= Television licensing in Sweden =

Overview of the television licensing system of Sweden

Sweden introduced its first television licence fee in 1956 costing 25 SEK annually, the same year television was introduced to Sweden. Until 1988, the licence fee was administered by a division of the Swedish state-owned telecommunications company Televerket, when that function was taken over by Radiotjänst i Kiruna AB which was jointly owned by the three public broadcasters Sveriges Television, Sveriges Radio and Sveriges Utbildningsradio.

The fee paid for five TV channels, 45 radio channels as well as TV and radio on the Internet. In Sweden, the term "television licence" (TV-licens) was replaced by the term "television fee" (TV-avgift) in 1967, although Swedish people sometimes still refer to it by the former term. Upon the introduction of colour television in Sweden in 1970, an extra surcharge of 100 SEK per annum was levied on households with at least one colour television set. The colour television surcharge was abolished in 1990 and the annual television fee was therefore increased to compensate for revenue shortfall.

The fee was collected by Radiotjänst from every household containing a TV set, and possession of such a device must be reported to Radiotjänst as required by law.

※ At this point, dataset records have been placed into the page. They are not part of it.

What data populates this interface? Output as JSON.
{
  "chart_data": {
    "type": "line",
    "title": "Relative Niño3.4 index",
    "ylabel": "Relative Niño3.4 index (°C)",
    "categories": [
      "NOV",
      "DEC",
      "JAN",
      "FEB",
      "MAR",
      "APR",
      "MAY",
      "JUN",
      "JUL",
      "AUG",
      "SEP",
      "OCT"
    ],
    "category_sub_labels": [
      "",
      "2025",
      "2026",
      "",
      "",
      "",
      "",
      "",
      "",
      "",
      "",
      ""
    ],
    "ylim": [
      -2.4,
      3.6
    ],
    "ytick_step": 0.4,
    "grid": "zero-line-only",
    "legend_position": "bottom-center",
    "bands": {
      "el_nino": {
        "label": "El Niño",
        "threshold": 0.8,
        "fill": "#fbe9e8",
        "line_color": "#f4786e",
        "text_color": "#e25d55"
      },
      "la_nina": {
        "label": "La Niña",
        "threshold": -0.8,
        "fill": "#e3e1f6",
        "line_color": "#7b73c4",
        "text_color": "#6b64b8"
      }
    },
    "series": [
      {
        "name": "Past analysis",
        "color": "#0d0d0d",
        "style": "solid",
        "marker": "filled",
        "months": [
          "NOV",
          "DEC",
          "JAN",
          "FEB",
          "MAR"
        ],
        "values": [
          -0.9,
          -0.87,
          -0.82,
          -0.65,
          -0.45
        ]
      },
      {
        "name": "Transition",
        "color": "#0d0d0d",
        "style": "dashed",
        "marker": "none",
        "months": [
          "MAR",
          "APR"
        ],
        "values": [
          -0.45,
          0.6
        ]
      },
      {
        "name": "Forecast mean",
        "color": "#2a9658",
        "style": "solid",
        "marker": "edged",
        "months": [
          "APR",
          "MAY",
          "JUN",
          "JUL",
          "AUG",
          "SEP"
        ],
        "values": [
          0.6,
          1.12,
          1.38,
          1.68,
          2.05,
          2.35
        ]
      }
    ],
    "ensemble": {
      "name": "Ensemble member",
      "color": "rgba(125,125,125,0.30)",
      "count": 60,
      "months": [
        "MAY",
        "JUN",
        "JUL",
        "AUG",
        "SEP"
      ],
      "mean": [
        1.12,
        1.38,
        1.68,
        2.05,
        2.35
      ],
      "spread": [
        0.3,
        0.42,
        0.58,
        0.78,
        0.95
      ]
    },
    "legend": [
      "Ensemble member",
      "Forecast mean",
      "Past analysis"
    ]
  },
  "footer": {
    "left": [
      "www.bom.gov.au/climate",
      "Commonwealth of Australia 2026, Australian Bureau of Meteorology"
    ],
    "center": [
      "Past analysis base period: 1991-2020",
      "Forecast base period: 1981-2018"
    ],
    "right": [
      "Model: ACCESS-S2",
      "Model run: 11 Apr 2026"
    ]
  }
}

One fee is collected per household regardless of number of TV sets, in the home or in alternate locations owned by the household such as summer houses. Although the fee also pays for radio broadcasting, there is no separate fee for radios; the radio license fee, originally introduced in 1907, was abolished on 1 April 1978.

Suggestions of replacing the fee with a mandatory tax which is collected together with electricity and water bills occurred sometimes in the media. One important argument in favour of replacing the fee with said mandatory tax was that the television fee (in the form it existed from 1956–2019) was effectively a regressive tax, since lower income households paid a larger share of their income to the fee as compared to wealthier households. An important rebuttal against implementing the mandatory tax however was that all public TV (and radio) channels in Sweden are neither owned by the state nor are they directly controlled by the government; instead, since 1997, these channels share a common ownership under an independent non-profit foundation called Förvaltningsstiftelsen för Sveriges Radio, Sveriges Television och Sveriges Utbildningsradio.

Around 90% of households have reported that they have a television set and thereby need to pay the fee. However, the number of households not containing a TV set were considered by Radiotjänst to be a lot fewer than the 10% that do not pay licences. The personnel of Radiotjänst i Kiruna AB had no authority to investigate inside households (for instance apartment units on higher floor levels), although from the 1970s until the 1990s, staff from Televerket and subsequently Radiotjänst i Kiruna utilised portable antennas attached to portable signal strength meters to detect analogue television signals emitting from houses and apartment units as a means of detecting suspected non-payment of the television fee from households.

On 14 November 2018, the Riksdag voted to change the licensing system to a general public service tax on personal income, instead of a fee on people owning television sets, which took effect on 1 January 2019. Under the new tax, the maximum possible fee to be charged by said tax is 1300 SEK per person per year (compared with the annual 2400 SEK annual license fee per household for 2018), while people who earn less than 13600 SEK per month will pay a reduced amount, subject to means testing. Companies, legal entities, minors under the age of 18 and people without any regular or taxable source of income (e.g. higher education students receiving financial aid through CSN) will not need to pay any fee at all under the new tax system. Radiotjänst i Kiruna has thus refunded all those who had already paid the old television fee for the year 2019. Also, with said resulting change in the funding of Sweden's public broadcasting system, Radiotjänst i Kiruna as an agency was thus made redundant, where over a transition period lasting until 31 December 2019, Radiotjänst's functions were taken over by the Swedish Tax Agency and the Legal, Financial and Administrative Services Agency.

== Requirement to pay TV fee for Internet access ==
In February 2013, Radiotjänst i Kiruna AB changed their interpretation of the Swedish television fee law. In their new interpretation any personal computer, smartphone or tablet connected to the Internet is also considered a TV set and requires payment of the TV fee. Between then and 13 June 2014, when the Supreme Administrative Court reversed the decisions by lower courts, who agreed with Radiotjänst's interpretation internet connected devices were supposed to be reported as TV sets. The reasoning is that the purpose of a computer is not to receive television broadcasts nor are there any broadcasts on Internet since you have to request that the content is streamed to you.

Radiotjänst on 13 June 2014 stated that no fees for internet connected devices will be repaid. The reason being that until then the legal system supported Radiotjänst's interpretation, even though a superior court had nullified the support.